Synopsis Daniel Webster by : Harold D. Moser

Daniel Webster captured the hearts and imagination of the American people of the first half of the nineteenth century. This bibliography on Webster brings together for the first time a comprehensive guide to the vast amount of literature written by and about this extraordinary man who dwarfed most of his contemporaries. This bibliography also provides references to materials on slavery, the tariff, banking, Indian affairs, legal and constitutional development, international affairs, western expansion, and economic and political developments in general. This bibliography is divided into fifteen sections and covers every aspect of Webster's distinguished career. Sections I and II deal primarily with Webster's writings and with those of his contemporaries. Sections III through X cover the literature dealing with his family background; childhood and education, his long service in the United States House of Representatives and in the Senate, his two stints as secretary of state, and his career in law. Section X provides guidance in locating materials relating to his associates. Finally, Sections XI through XV provide coverage of his personal life, his death, historiographical materials, and iconography.

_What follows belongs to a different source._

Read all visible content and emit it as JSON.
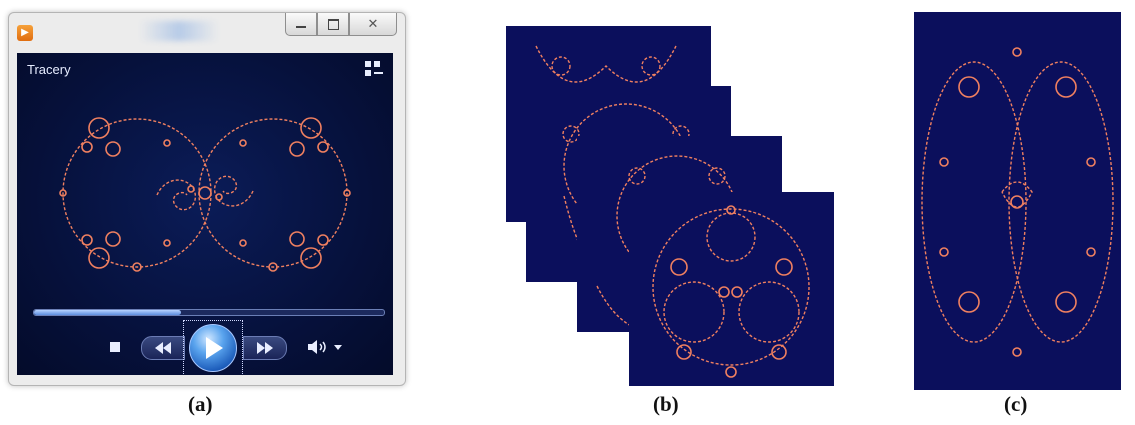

Great American Lawyers [2 volumes]

Great American Lawyers [2 volumes]
Author :
Publisher : Bloomsbury Publishing USA
Total Pages : 850
Release :
ISBN-10 : 9781576075951
ISBN-13 : 1576075958
Rating : 4/5 (51 Downloads)

Synopsis Great American Lawyers [2 volumes] by : John R. Vile

This two volume set offers unmatched insight into the lives and careers of 100 of America's most notable defense and prosecuting attorneys. Trial lawyers, noted one observer, are "the closest thing America has to the Knights of the Round Table." In this new two volume encyclopedia, which chronicles the lives and careers of America's 100 greatest trial lawyers, readers can explore the historic legal careers of extraordinary barristers like Thomas Jefferson, the young Virginia attorney who drafted the Declaration of Independence, and Daniel Webster, staunch defender of the union. Readers will also meet contemporary litigators like Lawrence Tribe, who led the fight against the tobacco industry; Marian Wright Edelman, a leading advocate for children's rights; Alan Dershowitz, renowned criminal appellate lawyer and public intellectual; and Johnnie Cochran, the defense attorney whose spectacular victory in the O. J. Simpson trial propelled him to superstardom. In the stories of these preeminent litigators, readers will discover not only what qualities make a great lawyer, but also how much we owe to those who have served as our legal advocates.